Resposta: Permita-me responder rapidamente, em razão do tempo. Isto tudo precisa se conciliar com a observação que eu fiz. Mostrar que yom significa um dia de 24 horas nem sequer começa a tratar da questão literária de um dia de 24 horas poder ou não ser usado metaforicamente. Mais uma vez, usarei a minha ilustração de “arm” [braço/arma]: “arm”, em hebraico, significa um membro. Não significa “arma”, como pode ser em inglês. Mas não quer dizer que, quando “the arm of the Lord” [o braço do Senhor] fez isto ou aquilo, Deus tenha, literalmente, extensões físicas. Um período de 24 horas — yom — pode ser metáfora literária.[[8]]


[1] 4:57

[2] De Bíblia Almeida 21

[3] 10:15

[4] Gênesis 2.19-22

[5] A palavra é happaam e pode ser traduzida por “enfim” (ver Gênesis 2.23 RSV) ou “agora” (ver Gênesis 2.23 NASB) ou “desta vez” (ver Gênesis 29.34-35). A passagem que Dr. Craig menciona envolvendo Jacó, Leia e Raquel é Gênesis 29.19-35. A palavra happaam é usada tanto no versículo 34 quanto no 35, mas não no contexto de Jacó “enfim” ganhar Leia e Raquel como esposas. Antes, é usada por Leia as duas vezes. Na primeira vez, Leia exorte que, enfim, Jacó se unirá a ela por dar-lhe três filhos (ver versículo 34: “Agora desta vez meu marido se unirá a mim...). O segundo uso, no versículo 35, é de novo Leia, quando diz: “Desta vez louvarei o SENHOR...”, em reação a dar à luz ao seu quarto filho, Judá.

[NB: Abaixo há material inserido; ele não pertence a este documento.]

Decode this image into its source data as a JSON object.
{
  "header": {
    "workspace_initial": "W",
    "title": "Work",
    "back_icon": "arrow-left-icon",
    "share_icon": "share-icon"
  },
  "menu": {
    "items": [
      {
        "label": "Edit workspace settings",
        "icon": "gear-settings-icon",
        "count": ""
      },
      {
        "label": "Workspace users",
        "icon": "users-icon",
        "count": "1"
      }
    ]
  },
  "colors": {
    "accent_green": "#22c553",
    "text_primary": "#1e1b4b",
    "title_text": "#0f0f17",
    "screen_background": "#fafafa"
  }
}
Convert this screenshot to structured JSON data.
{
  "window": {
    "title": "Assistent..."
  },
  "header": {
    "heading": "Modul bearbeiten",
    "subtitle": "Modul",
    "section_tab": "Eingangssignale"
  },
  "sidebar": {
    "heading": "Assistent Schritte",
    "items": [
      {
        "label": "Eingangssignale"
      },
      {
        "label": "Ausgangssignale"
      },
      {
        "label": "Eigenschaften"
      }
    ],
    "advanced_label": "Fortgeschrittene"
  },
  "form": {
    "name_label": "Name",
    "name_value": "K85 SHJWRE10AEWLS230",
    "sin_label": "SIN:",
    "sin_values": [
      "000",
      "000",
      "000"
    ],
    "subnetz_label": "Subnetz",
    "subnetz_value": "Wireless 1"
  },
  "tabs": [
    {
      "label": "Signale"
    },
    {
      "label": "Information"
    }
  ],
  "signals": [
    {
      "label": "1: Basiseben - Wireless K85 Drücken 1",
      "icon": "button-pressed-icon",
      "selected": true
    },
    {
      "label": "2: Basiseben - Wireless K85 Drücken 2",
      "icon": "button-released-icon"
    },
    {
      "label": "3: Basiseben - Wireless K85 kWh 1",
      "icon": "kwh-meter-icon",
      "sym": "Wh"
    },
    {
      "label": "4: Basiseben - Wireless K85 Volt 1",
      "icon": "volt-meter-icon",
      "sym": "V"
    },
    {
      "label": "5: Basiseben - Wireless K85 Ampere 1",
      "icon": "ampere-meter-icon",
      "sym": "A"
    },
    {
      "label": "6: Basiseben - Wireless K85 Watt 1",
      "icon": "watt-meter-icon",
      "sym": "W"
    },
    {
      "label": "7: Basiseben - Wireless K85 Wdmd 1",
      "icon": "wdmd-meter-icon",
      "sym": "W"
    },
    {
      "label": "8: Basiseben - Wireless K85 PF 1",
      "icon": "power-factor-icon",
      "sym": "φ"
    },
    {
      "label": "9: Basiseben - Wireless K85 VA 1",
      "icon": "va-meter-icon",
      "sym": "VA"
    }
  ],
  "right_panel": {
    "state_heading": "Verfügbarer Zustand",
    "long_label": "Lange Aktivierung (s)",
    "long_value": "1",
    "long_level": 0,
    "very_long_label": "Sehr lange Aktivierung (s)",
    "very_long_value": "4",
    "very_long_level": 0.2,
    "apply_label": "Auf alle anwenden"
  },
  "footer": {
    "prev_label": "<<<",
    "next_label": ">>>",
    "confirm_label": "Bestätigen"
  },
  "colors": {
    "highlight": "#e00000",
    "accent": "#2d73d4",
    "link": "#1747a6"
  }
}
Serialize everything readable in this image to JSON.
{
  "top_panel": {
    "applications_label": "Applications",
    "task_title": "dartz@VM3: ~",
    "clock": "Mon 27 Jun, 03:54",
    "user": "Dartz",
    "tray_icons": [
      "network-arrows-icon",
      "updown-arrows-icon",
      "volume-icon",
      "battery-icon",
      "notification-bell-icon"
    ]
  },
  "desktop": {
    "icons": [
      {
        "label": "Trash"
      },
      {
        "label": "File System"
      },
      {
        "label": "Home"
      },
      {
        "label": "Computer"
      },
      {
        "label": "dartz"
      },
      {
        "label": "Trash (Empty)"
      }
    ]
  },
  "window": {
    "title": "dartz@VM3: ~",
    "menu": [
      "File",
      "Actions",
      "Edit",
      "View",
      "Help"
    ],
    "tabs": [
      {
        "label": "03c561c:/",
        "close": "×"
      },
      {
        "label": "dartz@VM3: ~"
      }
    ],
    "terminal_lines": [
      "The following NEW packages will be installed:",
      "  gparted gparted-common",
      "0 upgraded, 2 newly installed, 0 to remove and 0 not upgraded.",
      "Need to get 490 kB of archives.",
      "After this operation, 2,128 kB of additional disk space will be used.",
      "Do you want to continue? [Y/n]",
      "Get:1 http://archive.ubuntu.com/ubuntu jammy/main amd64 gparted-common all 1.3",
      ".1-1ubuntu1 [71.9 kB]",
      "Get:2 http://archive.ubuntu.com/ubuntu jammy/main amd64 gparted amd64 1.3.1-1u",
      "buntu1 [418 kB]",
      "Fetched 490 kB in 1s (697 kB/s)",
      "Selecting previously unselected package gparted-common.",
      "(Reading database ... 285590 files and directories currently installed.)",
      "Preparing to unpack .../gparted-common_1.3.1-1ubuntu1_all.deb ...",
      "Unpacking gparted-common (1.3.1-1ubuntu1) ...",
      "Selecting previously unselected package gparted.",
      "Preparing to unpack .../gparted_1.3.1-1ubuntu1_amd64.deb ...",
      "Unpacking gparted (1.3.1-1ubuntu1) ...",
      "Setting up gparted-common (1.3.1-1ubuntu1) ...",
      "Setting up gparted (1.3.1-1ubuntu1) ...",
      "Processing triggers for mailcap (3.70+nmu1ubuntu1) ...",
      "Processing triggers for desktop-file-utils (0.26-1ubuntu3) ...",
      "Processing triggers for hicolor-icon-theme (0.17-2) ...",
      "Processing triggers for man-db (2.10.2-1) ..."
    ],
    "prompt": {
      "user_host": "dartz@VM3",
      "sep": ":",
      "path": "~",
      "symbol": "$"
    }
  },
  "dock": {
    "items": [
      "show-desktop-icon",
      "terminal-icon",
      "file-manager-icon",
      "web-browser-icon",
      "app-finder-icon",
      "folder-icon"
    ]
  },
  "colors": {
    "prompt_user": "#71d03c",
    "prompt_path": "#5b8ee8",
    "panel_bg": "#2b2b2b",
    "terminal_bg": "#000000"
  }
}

[6] A referência é a Gênesis 46.30. A palavra happaam costuma ser traduzida por “agora”, como em: “E Israel disse a José: Agora posso morrer, já que vi o teu rosto e ainda vives”. O contexto indica que José está dizendo algo como: “enfim, finalmente, posso morrer, já que vi meu filho José e sei que ele está vivo e são”.